The speech Sessions gave, which came during the debate over immigration reform during President George W. Bush’s second term, was broad in its overview and assessment of different ethnic groups immigrating to the United States. But when he addressed those coming from the Dominican Republic specifically, the Alabama Republican was blunt, insisting that a massive chunk of that population had sham marriages to get legal status in the United States. And then he got even more blunt.
“Fundamentally, almost no one coming from the Dominican Republic to the United States is coming because they have a skill that would benefit us and that would indicate their likely success in our society,” Sessions said at the time. “They come in because some other family member of a qualified relation is here as a citizen or even a green card holder. That is how they get to come. They are creating a false document to show these are relatives or their spouses and they are married when it is not so.”
A vocal early supporter of Trump, Sessions was a logical candidate for a top position in the incoming administration. But his past statements on civil rights and race ensured his nomination would be contentious.

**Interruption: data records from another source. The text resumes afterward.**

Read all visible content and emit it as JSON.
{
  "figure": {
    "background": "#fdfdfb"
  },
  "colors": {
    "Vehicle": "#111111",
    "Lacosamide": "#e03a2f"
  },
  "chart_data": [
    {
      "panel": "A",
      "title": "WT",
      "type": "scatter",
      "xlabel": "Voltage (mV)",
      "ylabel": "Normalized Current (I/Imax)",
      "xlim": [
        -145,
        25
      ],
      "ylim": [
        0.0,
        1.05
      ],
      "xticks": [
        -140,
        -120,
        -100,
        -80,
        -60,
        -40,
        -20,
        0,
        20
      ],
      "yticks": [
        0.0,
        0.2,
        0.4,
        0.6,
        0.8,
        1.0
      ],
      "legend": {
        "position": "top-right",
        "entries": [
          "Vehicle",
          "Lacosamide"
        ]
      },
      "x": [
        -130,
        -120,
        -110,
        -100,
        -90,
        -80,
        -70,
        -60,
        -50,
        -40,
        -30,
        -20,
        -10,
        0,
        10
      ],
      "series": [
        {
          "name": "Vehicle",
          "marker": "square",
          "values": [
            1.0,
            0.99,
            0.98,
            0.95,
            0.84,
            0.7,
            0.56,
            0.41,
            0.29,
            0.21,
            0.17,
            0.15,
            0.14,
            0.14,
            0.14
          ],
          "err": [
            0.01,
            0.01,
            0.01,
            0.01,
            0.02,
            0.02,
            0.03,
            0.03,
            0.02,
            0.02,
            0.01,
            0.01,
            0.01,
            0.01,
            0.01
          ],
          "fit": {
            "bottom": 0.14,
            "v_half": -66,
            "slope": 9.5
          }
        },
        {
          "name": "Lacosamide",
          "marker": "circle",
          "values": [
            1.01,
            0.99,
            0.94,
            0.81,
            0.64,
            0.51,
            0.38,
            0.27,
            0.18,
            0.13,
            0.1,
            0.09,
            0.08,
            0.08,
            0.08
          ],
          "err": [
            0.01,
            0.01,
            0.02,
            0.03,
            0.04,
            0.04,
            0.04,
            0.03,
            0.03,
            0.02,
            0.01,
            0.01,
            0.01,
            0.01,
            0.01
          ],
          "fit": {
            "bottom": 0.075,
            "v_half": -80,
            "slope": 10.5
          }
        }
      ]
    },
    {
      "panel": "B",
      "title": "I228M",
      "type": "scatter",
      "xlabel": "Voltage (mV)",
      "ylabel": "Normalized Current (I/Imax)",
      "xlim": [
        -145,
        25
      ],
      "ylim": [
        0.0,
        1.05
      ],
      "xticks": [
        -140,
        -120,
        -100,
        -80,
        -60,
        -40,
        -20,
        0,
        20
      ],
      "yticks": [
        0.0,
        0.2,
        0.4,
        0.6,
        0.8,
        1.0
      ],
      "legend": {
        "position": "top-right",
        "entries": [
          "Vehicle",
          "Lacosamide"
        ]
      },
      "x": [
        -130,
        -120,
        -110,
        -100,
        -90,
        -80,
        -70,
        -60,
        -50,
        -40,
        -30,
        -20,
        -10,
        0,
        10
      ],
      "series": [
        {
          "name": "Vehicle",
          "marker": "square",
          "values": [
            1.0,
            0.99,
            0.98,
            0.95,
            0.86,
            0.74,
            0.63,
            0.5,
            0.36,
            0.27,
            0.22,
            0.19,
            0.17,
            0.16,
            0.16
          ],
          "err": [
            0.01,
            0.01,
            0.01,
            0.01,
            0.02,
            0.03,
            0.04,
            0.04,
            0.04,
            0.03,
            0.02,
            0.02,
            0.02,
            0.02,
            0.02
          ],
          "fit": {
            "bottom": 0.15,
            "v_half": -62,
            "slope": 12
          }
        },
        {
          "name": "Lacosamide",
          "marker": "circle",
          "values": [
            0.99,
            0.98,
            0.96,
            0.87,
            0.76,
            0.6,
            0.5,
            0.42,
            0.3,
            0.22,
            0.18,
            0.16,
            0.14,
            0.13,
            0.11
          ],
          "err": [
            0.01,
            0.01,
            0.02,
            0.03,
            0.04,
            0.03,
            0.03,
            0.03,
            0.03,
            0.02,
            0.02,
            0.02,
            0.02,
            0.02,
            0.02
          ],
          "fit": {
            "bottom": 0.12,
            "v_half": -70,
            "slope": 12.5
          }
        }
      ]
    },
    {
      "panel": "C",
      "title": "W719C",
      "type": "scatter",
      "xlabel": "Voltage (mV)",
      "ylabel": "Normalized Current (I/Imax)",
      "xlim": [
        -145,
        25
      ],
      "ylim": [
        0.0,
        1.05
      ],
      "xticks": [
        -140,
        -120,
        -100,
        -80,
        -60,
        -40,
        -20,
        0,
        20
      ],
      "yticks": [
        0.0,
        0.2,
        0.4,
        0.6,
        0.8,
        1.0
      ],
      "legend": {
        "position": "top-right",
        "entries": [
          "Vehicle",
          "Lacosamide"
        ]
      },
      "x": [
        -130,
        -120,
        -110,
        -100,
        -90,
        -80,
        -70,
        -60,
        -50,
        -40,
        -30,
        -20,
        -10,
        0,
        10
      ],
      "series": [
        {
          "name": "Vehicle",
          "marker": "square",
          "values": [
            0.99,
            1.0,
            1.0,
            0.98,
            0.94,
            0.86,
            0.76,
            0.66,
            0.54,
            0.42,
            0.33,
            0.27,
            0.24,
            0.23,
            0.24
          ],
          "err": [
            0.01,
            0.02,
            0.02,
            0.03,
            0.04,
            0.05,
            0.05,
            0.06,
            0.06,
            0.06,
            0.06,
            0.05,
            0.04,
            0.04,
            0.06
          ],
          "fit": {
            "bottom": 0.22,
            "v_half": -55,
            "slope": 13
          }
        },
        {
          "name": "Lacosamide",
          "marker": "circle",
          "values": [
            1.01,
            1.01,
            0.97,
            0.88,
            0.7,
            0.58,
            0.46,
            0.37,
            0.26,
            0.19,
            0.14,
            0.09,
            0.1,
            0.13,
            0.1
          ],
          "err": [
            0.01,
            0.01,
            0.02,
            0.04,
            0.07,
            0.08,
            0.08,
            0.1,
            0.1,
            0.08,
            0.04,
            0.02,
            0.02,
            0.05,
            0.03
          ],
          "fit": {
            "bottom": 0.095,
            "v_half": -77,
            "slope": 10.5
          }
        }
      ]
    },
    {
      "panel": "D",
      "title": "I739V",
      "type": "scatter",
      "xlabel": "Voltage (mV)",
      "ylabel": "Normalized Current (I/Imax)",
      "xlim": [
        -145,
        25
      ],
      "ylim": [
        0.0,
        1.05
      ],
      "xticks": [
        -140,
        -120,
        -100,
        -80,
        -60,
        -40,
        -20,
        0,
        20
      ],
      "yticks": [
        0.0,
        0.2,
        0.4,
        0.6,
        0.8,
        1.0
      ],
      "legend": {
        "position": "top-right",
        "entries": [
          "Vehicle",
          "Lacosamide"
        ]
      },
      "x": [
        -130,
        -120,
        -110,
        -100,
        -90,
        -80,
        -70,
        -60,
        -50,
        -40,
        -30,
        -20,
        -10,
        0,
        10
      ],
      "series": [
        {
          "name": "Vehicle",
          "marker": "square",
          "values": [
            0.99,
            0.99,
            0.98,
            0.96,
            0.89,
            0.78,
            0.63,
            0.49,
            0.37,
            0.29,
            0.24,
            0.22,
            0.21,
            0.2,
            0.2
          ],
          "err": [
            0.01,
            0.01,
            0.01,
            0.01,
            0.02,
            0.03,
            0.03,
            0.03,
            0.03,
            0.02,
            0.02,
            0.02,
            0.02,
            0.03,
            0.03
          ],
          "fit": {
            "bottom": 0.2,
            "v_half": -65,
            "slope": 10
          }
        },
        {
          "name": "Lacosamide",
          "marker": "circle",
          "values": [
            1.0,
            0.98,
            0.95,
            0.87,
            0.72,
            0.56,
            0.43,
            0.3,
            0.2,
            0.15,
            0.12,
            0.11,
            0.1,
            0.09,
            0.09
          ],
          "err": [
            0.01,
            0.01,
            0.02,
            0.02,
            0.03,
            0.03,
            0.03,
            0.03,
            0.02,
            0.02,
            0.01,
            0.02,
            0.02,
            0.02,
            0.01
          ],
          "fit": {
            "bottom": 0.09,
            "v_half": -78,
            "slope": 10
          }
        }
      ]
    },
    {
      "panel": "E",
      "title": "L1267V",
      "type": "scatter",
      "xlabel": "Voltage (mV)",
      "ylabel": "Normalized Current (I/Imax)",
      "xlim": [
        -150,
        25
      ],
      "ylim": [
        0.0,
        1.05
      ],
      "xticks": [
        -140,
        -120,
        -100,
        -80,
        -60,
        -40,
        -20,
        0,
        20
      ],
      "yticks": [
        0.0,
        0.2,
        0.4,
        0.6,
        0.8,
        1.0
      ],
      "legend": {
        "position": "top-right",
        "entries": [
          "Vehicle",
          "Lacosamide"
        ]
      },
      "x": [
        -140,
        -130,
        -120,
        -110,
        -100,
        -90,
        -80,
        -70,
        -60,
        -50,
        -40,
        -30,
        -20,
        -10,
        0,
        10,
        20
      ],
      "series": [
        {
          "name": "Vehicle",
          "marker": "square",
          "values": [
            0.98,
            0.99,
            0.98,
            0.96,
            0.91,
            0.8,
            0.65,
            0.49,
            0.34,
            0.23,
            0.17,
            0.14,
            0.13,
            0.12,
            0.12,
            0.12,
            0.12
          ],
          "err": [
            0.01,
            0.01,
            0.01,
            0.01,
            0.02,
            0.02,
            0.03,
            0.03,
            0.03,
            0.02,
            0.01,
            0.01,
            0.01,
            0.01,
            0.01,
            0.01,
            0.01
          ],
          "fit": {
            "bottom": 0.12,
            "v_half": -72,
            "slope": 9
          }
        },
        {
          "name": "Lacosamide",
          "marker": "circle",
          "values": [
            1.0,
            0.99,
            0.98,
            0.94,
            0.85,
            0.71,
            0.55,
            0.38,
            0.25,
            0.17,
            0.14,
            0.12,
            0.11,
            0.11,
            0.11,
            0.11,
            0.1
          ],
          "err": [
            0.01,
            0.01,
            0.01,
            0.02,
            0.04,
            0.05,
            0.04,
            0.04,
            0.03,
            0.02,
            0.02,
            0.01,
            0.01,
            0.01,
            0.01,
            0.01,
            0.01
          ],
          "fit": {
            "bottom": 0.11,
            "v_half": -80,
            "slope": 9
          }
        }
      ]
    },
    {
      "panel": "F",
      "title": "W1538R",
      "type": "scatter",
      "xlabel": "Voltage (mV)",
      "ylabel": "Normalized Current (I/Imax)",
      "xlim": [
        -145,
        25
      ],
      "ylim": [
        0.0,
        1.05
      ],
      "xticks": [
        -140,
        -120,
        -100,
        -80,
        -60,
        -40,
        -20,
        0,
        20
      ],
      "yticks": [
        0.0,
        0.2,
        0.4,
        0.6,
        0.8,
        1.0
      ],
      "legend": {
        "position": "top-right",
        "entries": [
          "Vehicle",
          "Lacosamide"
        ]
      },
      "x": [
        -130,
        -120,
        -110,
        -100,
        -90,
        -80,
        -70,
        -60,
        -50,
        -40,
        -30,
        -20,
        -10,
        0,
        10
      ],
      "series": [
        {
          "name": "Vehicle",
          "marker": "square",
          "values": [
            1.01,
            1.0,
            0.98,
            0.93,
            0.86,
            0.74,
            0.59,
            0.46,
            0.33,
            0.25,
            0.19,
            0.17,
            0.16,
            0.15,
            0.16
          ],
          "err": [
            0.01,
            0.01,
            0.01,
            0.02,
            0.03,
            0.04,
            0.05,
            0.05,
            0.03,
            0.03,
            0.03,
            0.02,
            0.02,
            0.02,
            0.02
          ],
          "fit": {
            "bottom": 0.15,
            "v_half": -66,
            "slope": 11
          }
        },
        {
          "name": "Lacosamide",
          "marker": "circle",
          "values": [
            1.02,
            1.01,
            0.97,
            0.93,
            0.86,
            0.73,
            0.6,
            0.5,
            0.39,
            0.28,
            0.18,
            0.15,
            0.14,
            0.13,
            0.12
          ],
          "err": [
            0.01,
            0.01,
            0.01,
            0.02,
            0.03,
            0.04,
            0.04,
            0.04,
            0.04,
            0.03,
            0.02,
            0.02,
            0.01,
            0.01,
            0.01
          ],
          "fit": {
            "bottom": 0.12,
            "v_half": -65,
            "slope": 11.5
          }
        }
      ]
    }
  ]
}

Thirty years ago, Sessions was denied confirmation for a federal judgeship after the Senate Judiciary Committee objected to racist remarks he had made calling the NAACP and ACLU “un-American” and expressing sympathy for the KKK.
In 1996, Sessions won election to the U.S. Senate, where he became one of the most hardline voices on immigration. His stridency on the issue made him an outlier in his chamber but it endeared him to Trump, who also was a vocal opponent of immigration reform during his presidential campaign. On Friday, Trump announced that Sessions would be his nominee for attorney general, the highest law enforcement office in the land.
Sessions may face a turbulent road to confirmation, though many of his senatorial colleagues ― including at least one Democrat ― said on Friday that they would support his bid. The primary hold-up, to this point, has been his past statements on the KKK and his positions on the civil rights movement. But his 2006 statement on Dominicans could open up a new vulnerability, in part because it is far more recent ― coming almost two decades after his judgeship nomination was rejected by the judiciary committee.
“Mr. Sessions would benefit from a tutorial about what Dominican Americans contribute to the United States. He should start by looking at the achievements of our community in New York and in cities all across the country,” said New York state Sen. Adriano Espaillat (D), who will become Congress’ first Dominican-American member when he joins the House this coming year. “If Mr. Sessions’ appointment is any indication of the direction of President-elect Trump’s administration, then every American ― regardless of their race, ethnicity, religion, or ethnic background ― should take a stand and say that this appointment does not reflect the values that have made America great.”
Other famous Dominican Americans include Labor Secretary Tom Perez, author Junot Díaz and fashion designer Oscar de la Renta.
Sessions’ office did not return a request for comment.